Caldeirão determina clima de Copa nos EUA e ofusca gol 'brasileiro'
SÃO PAULO, SP (UOL/FOLHAPRESS) - Se alguém tinha dúvidas de que os Estados Unidos teriam clima de Copa do Mundo em 2026, a estreia contra o Paraguai mostrou uma verdadeira panela de pressão com 70.492 torcedores no estádio em Los Angeles. Muito por culpa de Folarin Balogun, autor de dois gols válidos e um anulado na goleada por 4 a 1 diante dos sul-americanos, em partida que empolgou o público norte-americano.
A grande polêmica do período pré-Copa relacionada ao alto preço dos ingressos ficou para trás em um dia de festa. Os torcedores foram um combustível fundamental para os Estados Unidos definirem a vitória com três gols ainda na etapa inicial. Os gritos de "USA" tomaram conta do estádio em vários momentos do duelo.
ATACANTE NORTE-AMERICANO INSPIRADO
Herói dos anfitriões, Balogun infernizou a defesa paraguaia comandada pelo palmeirense Gustavo Gómez. O atacante apenas confirmou seu bom desempenho defendendo as cores do Monaco, da França. Ele foi o quarto artilheiro do Campeonato Francês, balançando as redes 13 vezes, e chegou ao 25º gol na temporada 2025/26.

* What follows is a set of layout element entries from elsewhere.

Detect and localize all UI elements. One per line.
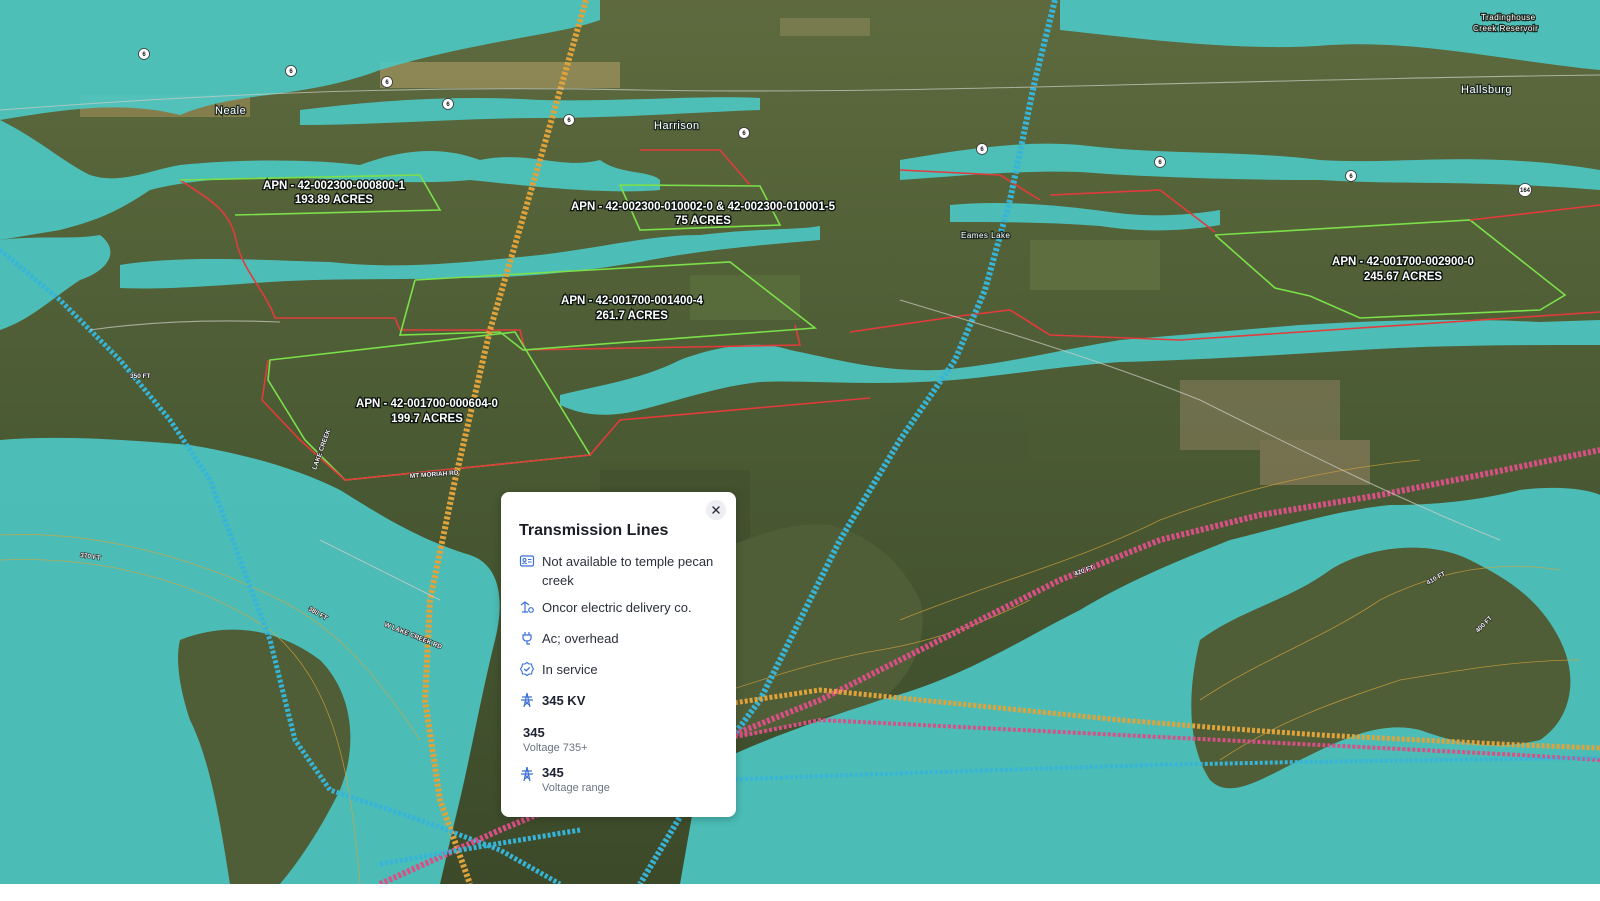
- popup-stat-voltage: 345 Voltage 735+: [523, 725, 588, 756]
- place-eames-lake: Eames Lake: [961, 231, 1011, 240]
- popup-title: Transmission Lines: [519, 522, 669, 539]
- place-hallsburg: Hallsburg: [1461, 84, 1512, 96]
- parcel-label-apn: APN - 42-002300-000800-1: [263, 180, 406, 192]
- popup-row-range: 345 Voltage range: [519, 765, 610, 796]
- svg-text:164: 164: [1520, 188, 1531, 194]
- contour-label: 350 FT: [130, 373, 151, 380]
- place-tradinghouse: Tradinghouse: [1481, 13, 1536, 22]
- parcel-label-apn: APN - 42-001700-002900-0: [1332, 256, 1474, 268]
- id-card-icon: [519, 555, 535, 567]
- close-icon: [712, 506, 720, 514]
- check-badge-icon: [519, 661, 535, 677]
- parcel-label-acres: 245.67 ACRES: [1364, 271, 1443, 283]
- kv-text: 345 KV: [542, 693, 586, 708]
- parcel-label-acres: 261.7 ACRES: [596, 310, 668, 322]
- popup-row-availability: Not available to temple pecan creek: [519, 552, 717, 590]
- parcel-label-acres: 75 ACRES: [675, 215, 731, 227]
- range-label: Voltage range: [542, 782, 610, 794]
- voltage-value: 345: [523, 725, 545, 740]
- owner-text: Oncor electric delivery co.: [542, 600, 692, 615]
- plug-icon: [522, 632, 532, 645]
- parcel-label-apn: APN - 42-001700-001400-4: [561, 295, 704, 307]
- transmission-line-popup: Transmission Lines Not available to temp…: [501, 492, 736, 817]
- place-harrison: Harrison: [654, 120, 700, 132]
- type-text: Ac; overhead: [542, 631, 619, 646]
- popup-row-kv: 345 KV: [519, 691, 717, 710]
- parcel-label-apn: APN - 42-002300-010002-0 & 42-002300-010…: [571, 201, 836, 213]
- popup-row-type: Ac; overhead: [519, 629, 717, 648]
- popup-row-owner: Oncor electric delivery co.: [519, 598, 717, 617]
- place-neale: Neale: [215, 105, 246, 117]
- parcel-label-acres: 193.89 ACRES: [295, 194, 374, 206]
- close-button[interactable]: [706, 500, 726, 520]
- place-creek-reservoir: Creek Reservoir: [1473, 24, 1538, 33]
- satellite-map[interactable]: 6 6 6 6 6 6 6 6 6 164 Neale Harrison Hal…: [0, 0, 1600, 884]
- parcel-label-acres: 199.7 ACRES: [391, 413, 463, 425]
- voltage-label: Voltage 735+: [523, 742, 588, 754]
- tower-icon: [521, 766, 533, 782]
- popup-row-status: In service: [519, 660, 717, 679]
- availability-text: Not available to temple pecan creek: [542, 554, 714, 588]
- tower-icon: [521, 692, 533, 708]
- range-value: 345: [542, 765, 564, 780]
- power-line-icon: [520, 601, 534, 613]
- parcel-label-apn: APN - 42-001700-000604-0: [356, 398, 498, 410]
- status-text: In service: [542, 662, 598, 677]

O duelo ainda teve participação antagônica de dois jogadores conhecidos do futebol brasileiro. O volante são-paulino Bobadilla fez contra no primeiro tempo, enquanto o palmeirense Maurício marcou o gol de honra do Paraguai na etapa final.
O clima de Copa também foi incorporado pela arbitragem neste segundo dia do evento. Em Los Angeles, a arbitragem colocou em prática uma novidade da FIFA: pela primeira vez na história do torneio, o árbitro Danny Makkelie foi ao monitor do VAR para revisar um cartão amarelo em um lance de simulação. Após analisar o lance, o juiz voltou atrás na punição dada ao norte-americano Tim Ream e aplicou o cartão ao paraguaio Miguel Almirón, que tentou cavar uma falta.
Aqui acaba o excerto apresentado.